3. In afwijking van het eerste lid is voor beroepen tegen besluiten terzake van de regels, gesteld bij of krachtens de artikelen 3 tot en met 4 of Hoofdstuk IIA, met uitzondering van besluiten tot het opleggen van een bestuurlijke boete als bedoeld in artikel 48c, het College van Beroep voor het bedrijfsleven bevoegd.”.
In artikel 48c, eerste lid, en artikel 48d, vijfde lid, van de Wte 1995 in verbinding met artikel 45b van het Bte 1995 is de bevoegdheid van de Minister tot boeteoplegging wegens overtreding van krachtens artikel 11, eerste lid, van de Wte 1995 gestelde regels neergelegd.
Ingevolge artikel 48m, eerste lid, van de Wte 1995 kan de Minister met het oog op een adequate functionering van de effectenmarkten of de positie van de beleggers op die markten, onverminderd artikel 31, eerste en tweede lid, het feit ter zake waarvan de last onder dwangsom of de bestuurlijke boete is opgelegd, het overtreden voorschrift, alsmede de naam, het adres en de woonplaats van degene aan wie de last onder dwangsom of de bestuurlijke boete is opgelegd, ter openbare kennis brengen.
2.2. Feitenverloop
In het beroepschrift is verzocht om uitstel voor het aanvullen van de gronden van het beroep totdat onherroepelijk bij uitspraak van de burgerlijke rechter is komen vast te staan dat verweerster niet mag overgaan tot bekendmaking als bedoeld in artikel 48m van de Wte 1995 van boeteoplegging aan cliënt, opdat zij zich in dat geval kan bezinnen op de vraag of zij het beroep tegen het bestreden besluit al dan niet wenst voort te zetten. Voorts is daarbij medegedeeld dat een afschrift van het beroepschrift met vermelding van de naam van cliënt is verzonden aan notaris mr. D.R. de Lange, welke laatstgenoemde (hierna: de notaris) de ontvangst daarvan in een proces-verbaal zal vastleggen. Bij het anonieme beroepschrift is voorts correspondentie gevoegd met daarin vermeld de datum en het registratienummer van het bestreden besluit.
Bij brief van 22 juni 2005 heeft de griffier van de rechtbank de gemachtigde van eiseres onder meer het volgende bericht:
“Gelet op het bepaalde in artikel 6:5, eerste lid, aanhef en onder a, van de Algemene wet bestuursrecht (hierna: Awb) is het niet mogelijk om anoniem of met onbekende naam beroep in te stellen. Om die reden verzoekt de rechtbank dat u de identiteit van de instelling namens wie u beroep heeft ingesteld, alsnog bekend maakt en wel binnen vier weken na heden. Voorts verzoek ik u in dit verband binnen die termijn een uittreksel uit het handelsregister over te leggen.
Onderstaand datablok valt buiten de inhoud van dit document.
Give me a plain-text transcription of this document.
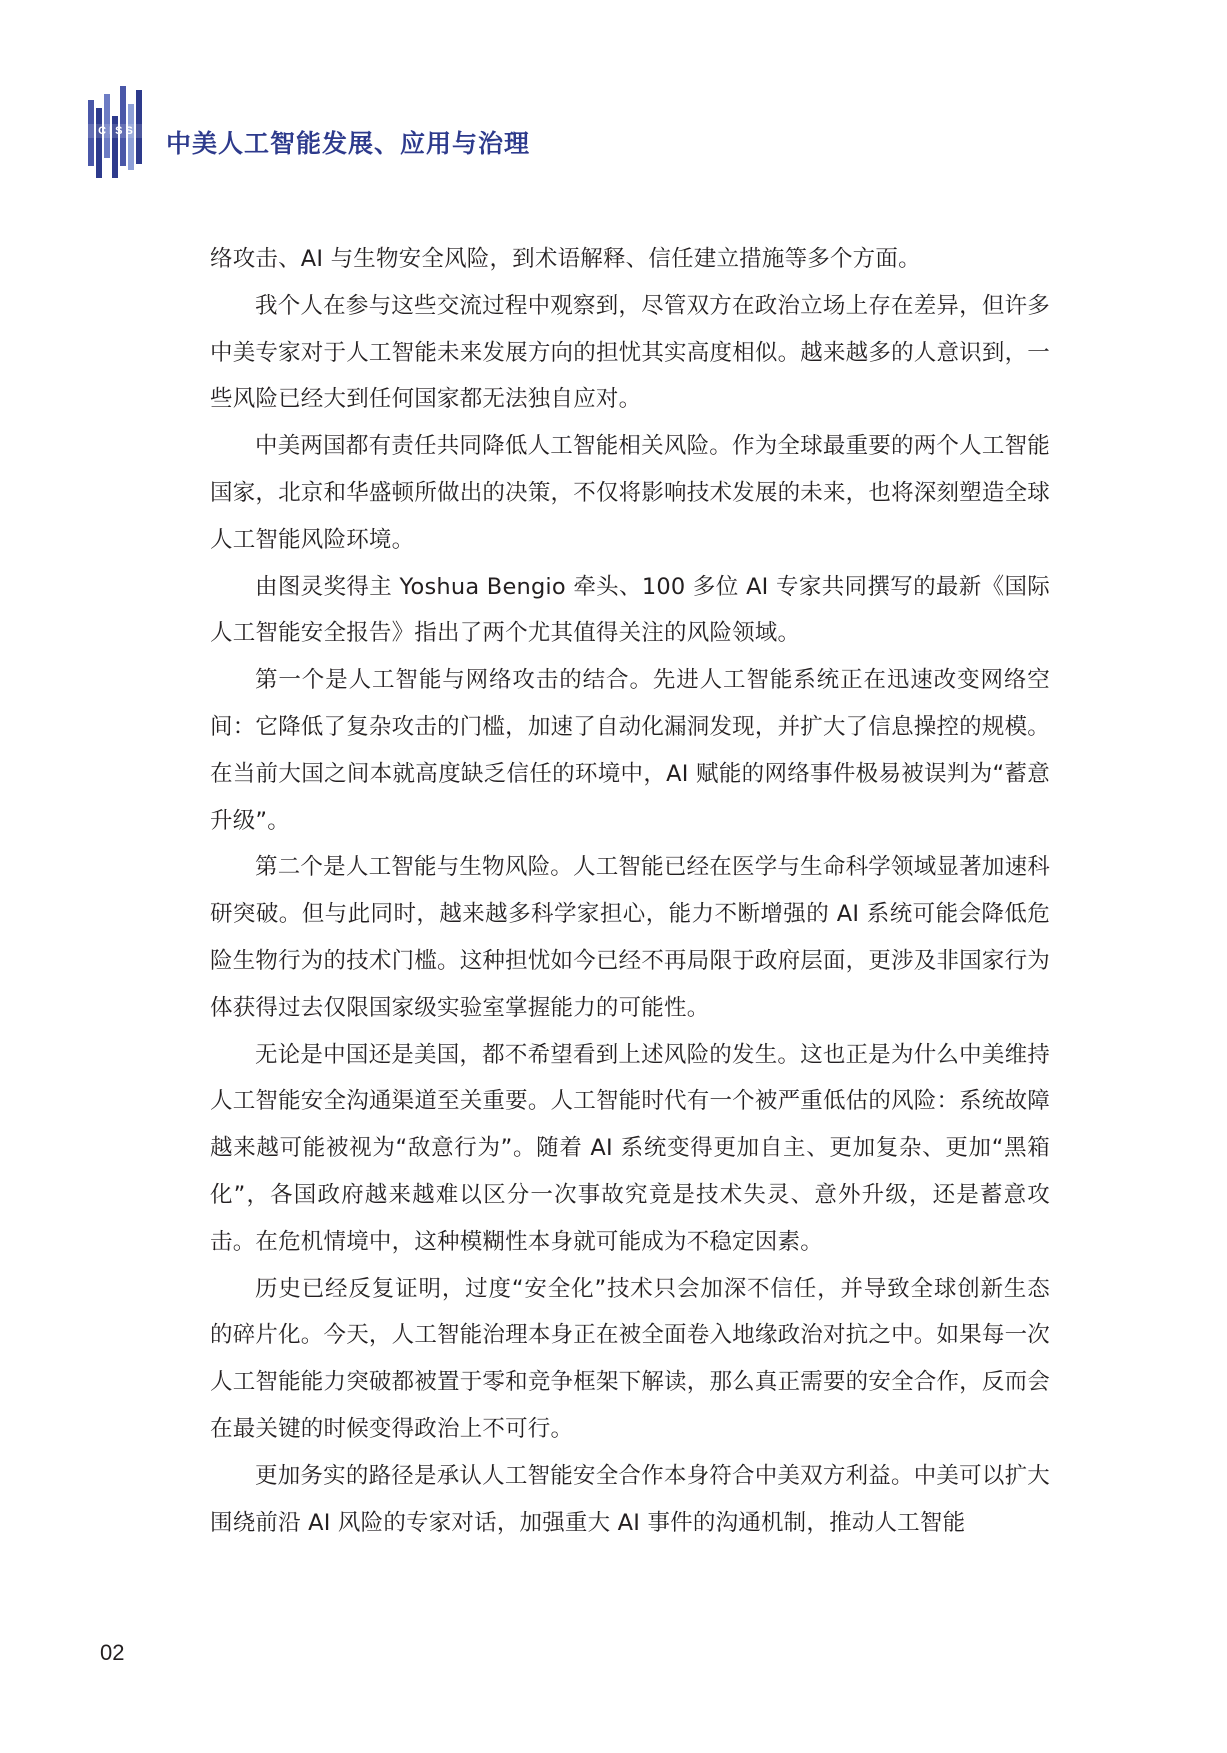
CISS 中美人工智能发展、应用与治理

络攻击、AI 与生物安全风险，到术语解释、信任建立措施等多个方面。

我个人在参与这些交流过程中观察到，尽管双方在政治立场上存在差异，但许多中美专家对于人工智能未来发展方向的担忧其实高度相似。越来越多的人意识到，一些风险已经大到任何国家都无法独自应对。

中美两国都有责任共同降低人工智能相关风险。作为全球最重要的两个人工智能国家，北京和华盛顿所做出的决策，不仅将影响技术发展的未来，也将深刻塑造全球人工智能风险环境。

由图灵奖得主 Yoshua Bengio 牵头、100 多位 AI 专家共同撰写的最新《国际人工智能安全报告》指出了两个尤其值得关注的风险领域。

第一个是人工智能与网络攻击的结合。先进人工智能系统正在迅速改变网络空间：它降低了复杂攻击的门槛，加速了自动化漏洞发现，并扩大了信息操控的规模。在当前大国之间本就高度缺乏信任的环境中，AI 赋能的网络事件极易被误判为“蓄意升级”。

第二个是人工智能与生物风险。人工智能已经在医学与生命科学领域显著加速科研突破。但与此同时，越来越多科学家担心，能力不断增强的 AI 系统可能会降低危险生物行为的技术门槛。这种担忧如今已经不再局限于政府层面，更涉及非国家行为体获得过去仅限国家级实验室掌握能力的可能性。

无论是中国还是美国，都不希望看到上述风险的发生。这也正是为什么中美维持人工智能安全沟通渠道至关重要。人工智能时代有一个被严重低估的风险：系统故障越来越可能被视为“敌意行为”。随着 AI 系统变得更加自主、更加复杂、更加“黑箱化”，各国政府越来越难以区分一次事故究竟是技术失灵、意外升级，还是蓄意攻击。在危机情境中，这种模糊性本身就可能成为不稳定因素。

历史已经反复证明，过度“安全化”技术只会加深不信任，并导致全球创新生态的碎片化。今天，人工智能治理本身正在被全面卷入地缘政治对抗之中。如果每一次人工智能能力突破都被置于零和竞争框架下解读，那么真正需要的安全合作，反而会在最关键的时候变得政治上不可行。

更加务实的路径是承认人工智能安全合作本身符合中美双方利益。中美可以扩大围绕前沿 AI 风险的专家对话，加强重大 AI 事件的沟通机制，推动人工智能

02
Gelet op artikel 6:5, tweede lid, van de Awb verzoek ik u voorts om binnen voornoemde termijn een afschrift van de bestreden beslissing op bezwaar van de Stichting Autoriteit Financiële Markten (hierna: AFM) over te leggen.
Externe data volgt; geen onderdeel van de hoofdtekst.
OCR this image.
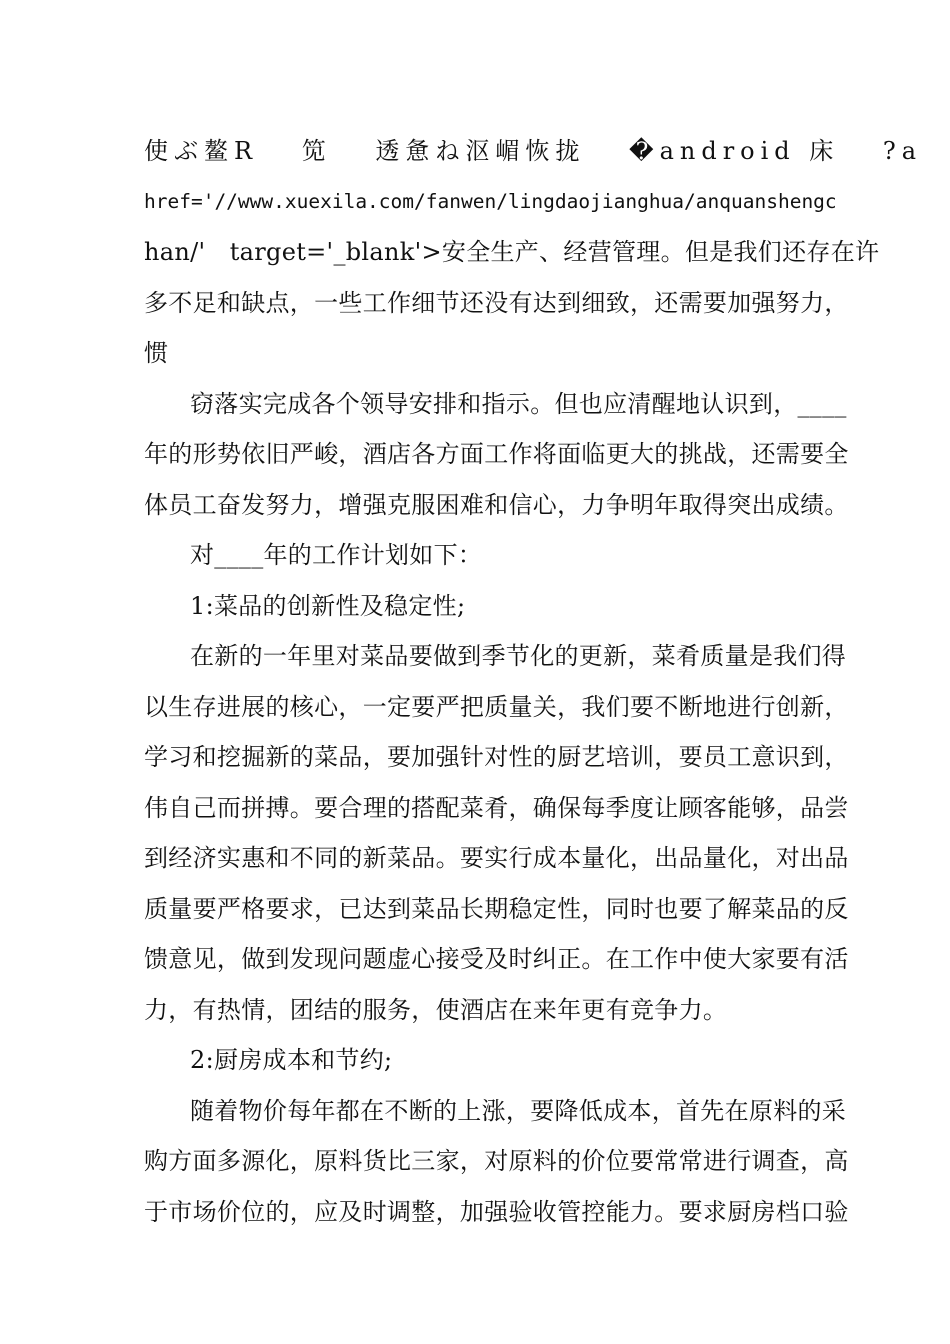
使ぶ鳌R　 笕　 透惫ね沤嵋恢拢　 �android 床　 ?a
href='//www.xuexila.com/fanwen/lingdaojianghua/anquanshengc
han/'　target='_blank'>安全生产、经营管理。但是我们还存在许
多不足和缺点，一些工作细节还没有达到细致，还需要加强努力，
惯
窃落实完成各个领导安排和指示。但也应清醒地认识到，____
年的形势依旧严峻，酒店各方面工作将面临更大的挑战，还需要全
体员工奋发努力，增强克服困难和信心，力争明年取得突出成绩。
对____年的工作计划如下：
1:菜品的创新性及稳定性;
在新的一年里对菜品要做到季节化的更新，菜肴质量是我们得
以生存进展的核心，一定要严把质量关，我们要不断地进行创新，
学习和挖掘新的菜品，要加强针对性的厨艺培训，要员工意识到，
伟自己而拼搏。要合理的搭配菜肴，确保每季度让顾客能够，品尝
到经济实惠和不同的新菜品。要实行成本量化，出品量化，对出品
质量要严格要求，已达到菜品长期稳定性，同时也要了解菜品的反
馈意见，做到发现问题虚心接受及时纠正。在工作中使大家要有活
力，有热情，团结的服务，使酒店在来年更有竞争力。
2:厨房成本和节约;
随着物价每年都在不断的上涨，要降低成本，首先在原料的采
购方面多源化，原料货比三家，对原料的价位要常常进行调查，高
于市场价位的，应及时调整，加强验收管控能力。要求厨房档口验
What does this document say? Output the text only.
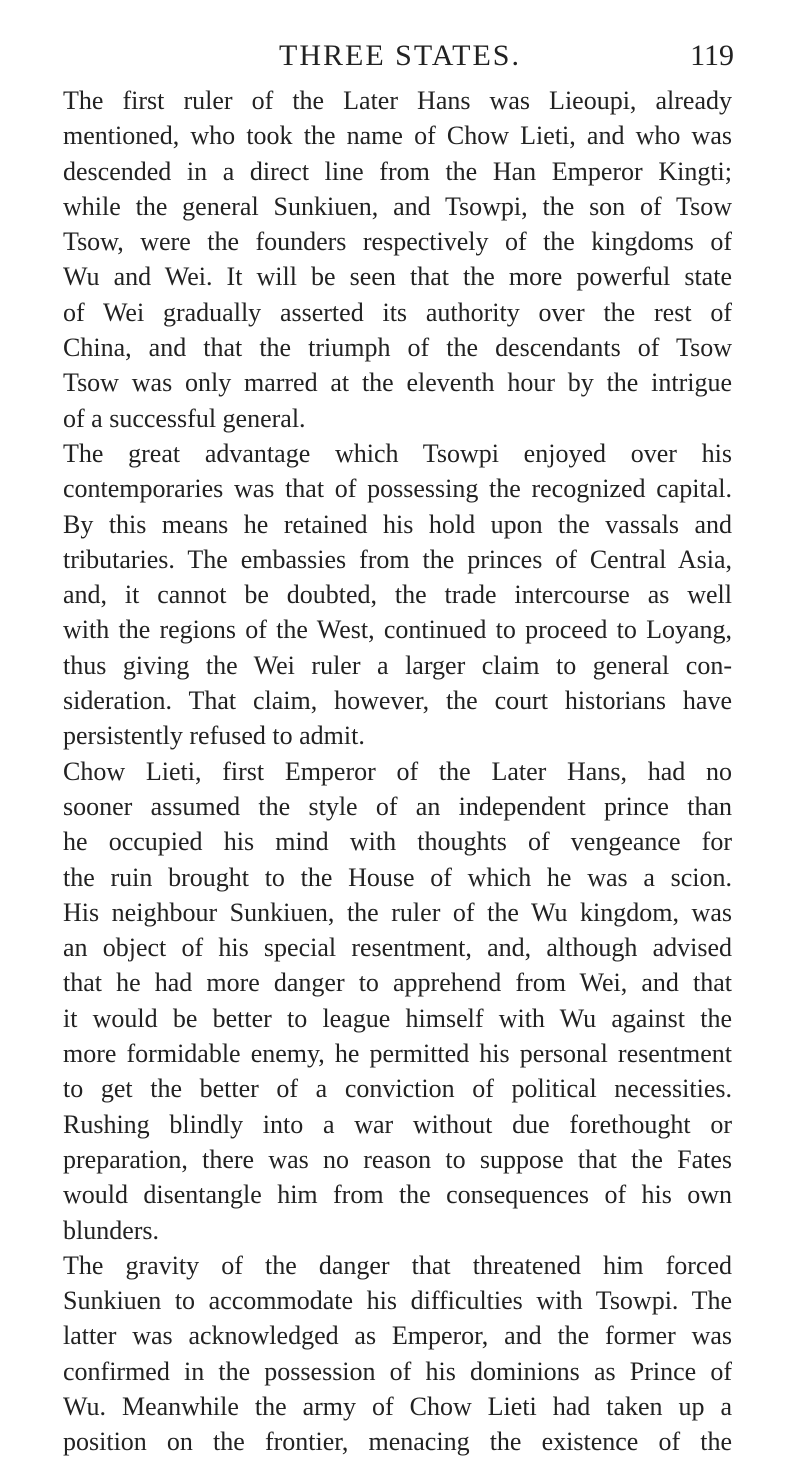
THREE STATES.	119
The first ruler of the Later Hans was Lieoupi, already
mentioned, who took the name of Chow Lieti, and who was
descended in a direct line from the Han Emperor Kingti;
while the general Sunkiuen, and Tsowpi, the son of Tsow
Tsow, were the founders respectively of the kingdoms of
Wu and Wei. It will be seen that the more powerful state
of Wei gradually asserted its authority over the rest of
China, and that the triumph of the descendants of Tsow
Tsow was only marred at the eleventh hour by the intrigue
of a successful general.
The great advantage which Tsowpi enjoyed over his
contemporaries was that of possessing the recognized capital.
By this means he retained his hold upon the vassals and
tributaries. The embassies from the princes of Central Asia,
and, it cannot be doubted, the trade intercourse as well
with the regions of the West, continued to proceed to Loyang,
thus giving the Wei ruler a larger claim to general con-
sideration. That claim, however, the court historians have
persistently refused to admit.
Chow Lieti, first Emperor of the Later Hans, had no
sooner assumed the style of an independent prince than
he occupied his mind with thoughts of vengeance for
the ruin brought to the House of which he was a scion.
His neighbour Sunkiuen, the ruler of the Wu kingdom, was
an object of his special resentment, and, although advised
that he had more danger to apprehend from Wei, and that
it would be better to league himself with Wu against the
more formidable enemy, he permitted his personal resentment
to get the better of a conviction of political necessities.
Rushing blindly into a war without due forethought or
preparation, there was no reason to suppose that the Fates
would disentangle him from the consequences of his own
blunders.
The gravity of the danger that threatened him forced
Sunkiuen to accommodate his difficulties with Tsowpi. The
latter was acknowledged as Emperor, and the former was
confirmed in the possession of his dominions as Prince of
Wu. Meanwhile the army of Chow Lieti had taken up a
position on the frontier, menacing the existence of the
Gelet op artikel 6:6 van de Awb kan het beroep niet-ontvankelijk worden verklaard indien u de gevraagde gegevens en bescheiden niet verstrekt binnen de geboden termijn. Er wordt geen verder uitstel verleend. Deze brief laat overigens onverlet dat de rechtbank tot het oordeel kan komen dat de identiteit van de instelling die beroep heeft ingesteld reeds bekend had moeten worden gemaakt in de termijn voor het instellen van beroep.
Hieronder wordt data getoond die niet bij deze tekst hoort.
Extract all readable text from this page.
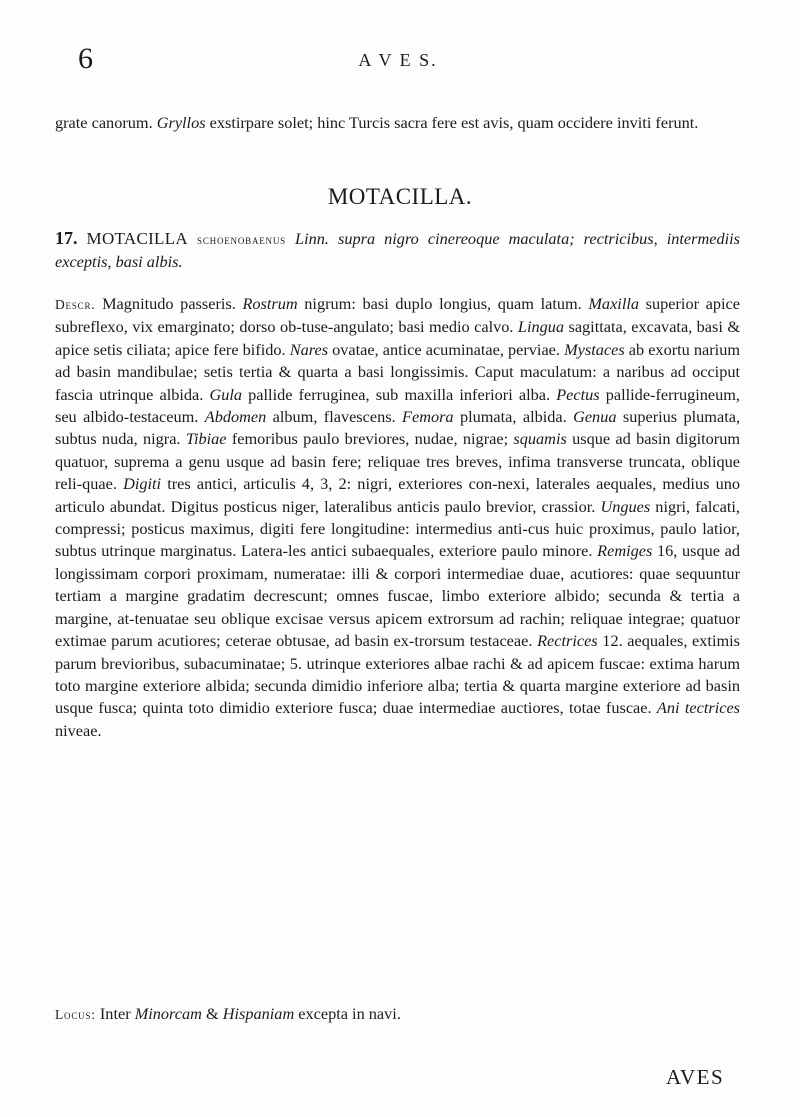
6	A V E S.
grate canorum. Gryllos exstirpare solet; hinc Turcis sacra fere est avis, quam occidere inviti ferunt.
MOTACILLA.
17. MOTACILLA schoenobaenus Linn. supra nigro cinereoque maculata; rectricibus, intermediis exceptis, basi albis.
Descr. Magnitudo passeris. Rostrum nigrum: basi duplo longius, quam latum. Maxilla superior apice subreflexo, vix emarginato; dorso ob-tuse-angulato; basi medio calvo. Lingua sagittata, excavata, basi & apice setis ciliata; apice fere bifido. Nares ovatae, antice acuminatae, perviae. Mystaces ab exortu narium ad basin mandibulae; setis tertia & quarta a basi longissimis. Caput maculatum: a naribus ad occiput fascia utrinque albida. Gula pallide ferruginea, sub maxilla inferiori alba. Pectus pallide-ferrugineum, seu albido-testaceum. Abdomen album, flavescens. Femora plumata, albida. Genua superius plumata, subtus nuda, nigra. Tibiae femoribus paulo breviores, nudae, nigrae; squamis usque ad basin digitorum quatuor, suprema a genu usque ad basin fere; reliquae tres breves, infima transverse truncata, oblique reli-quae. Digiti tres antici, articulis 4, 3, 2: nigri, exteriores con-nexi, laterales aequales, medius uno articulo abundat. Digitus posticus niger, lateralibus anticis paulo brevior, crassior. Ungues nigri, falcati, compressi; posticus maximus, digiti fere longitudine: intermedius anti-cus huic proximus, paulo latior, subtus utrinque marginatus. Latera-les antici subaequales, exteriore paulo minore. Remiges 16, usque ad longissimam corpori proximam, numeratae: illi & corpori intermediae duae, acutiores: quae sequuntur tertiam a margine gradatim decrescunt; omnes fuscae, limbo exteriore albido; secunda & tertia a margine, at-tenuatae seu oblique excisae versus apicem extrorsum ad rachin; reliquae integrae; quatuor extimae parum acutiores; ceterae obtusae, ad basin ex-trorsum testaceae. Rectrices 12. aequales, extimis parum brevioribus, subacuminatae; 5. utrinque exteriores albae rachi & ad apicem fuscae: extima harum toto margine exteriore albida; secunda dimidio inferiore alba; tertia & quarta margine exteriore ad basin usque fusca; quinta toto dimidio exteriore fusca; duae intermediae auctiores, totae fuscae. Ani tectrices niveae.
Locus: Inter Minorcam & Hispaniam excepta in navi.
AVES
Tevens bericht ik u dat uitstel voor het indienen van de gronden wordt verleend tot vier weken nadat het Gerechtshof te Amsterdam omtrent het hoger beroep tegen de uitspraak van 9 juni 2005 van de voorzieningenrechter te Amsterdam (nr. 315480/KG 05-895 SR) uitspraak heeft gedaan. Het buiten die termijn indienen van de gronden kan eveneens leiden tot niet-ontvankelijkverklaring van het beroep.
De rechtbank kan geheimhouding niet garanderen. Op voorhand deel ik u in dit verband mee dat de Richtlijn 93/22/EEG niet zover kan strekken dat de afdoening van het beroep van uw cliënte in het geheim zou dienen plaats te hebben. De praktijk wijst evenwel uit dat totdat de uitnodiging voor de zitting is verstuurd, dit is het moment dat de rol van de zitting wordt bepaald, naar buiten toe niet bekend is dat er een beroepsprocedure aanhangig is. Ingevolge artikel 14 van de Landelijke procesregeling bestuursrecht wordt deze kennisgeving zes weken voorafgaande aan de zitting verzonden.
Thans kan nog niet worden ingaan op uw verzoek tot het behandelen van onderhavige beroepszaak met gesloten deuren. Te gelegener tijd zal de rechtbank, gehoord de AFM, beslissen op uw verzoek.”.
Binnen de geboden termijn is de identiteit van cliënt - namelijk eiseres - door de gemachtigde van eiseres aan de griffier bekend gemaakt, met het verzoek geen mededelingen aan derden te doen omtrent het aanhangig zijn van het beroep. Voorts zijn het proces-verbaal van de notaris en een afschrift van het bestreden besluit overgelegd.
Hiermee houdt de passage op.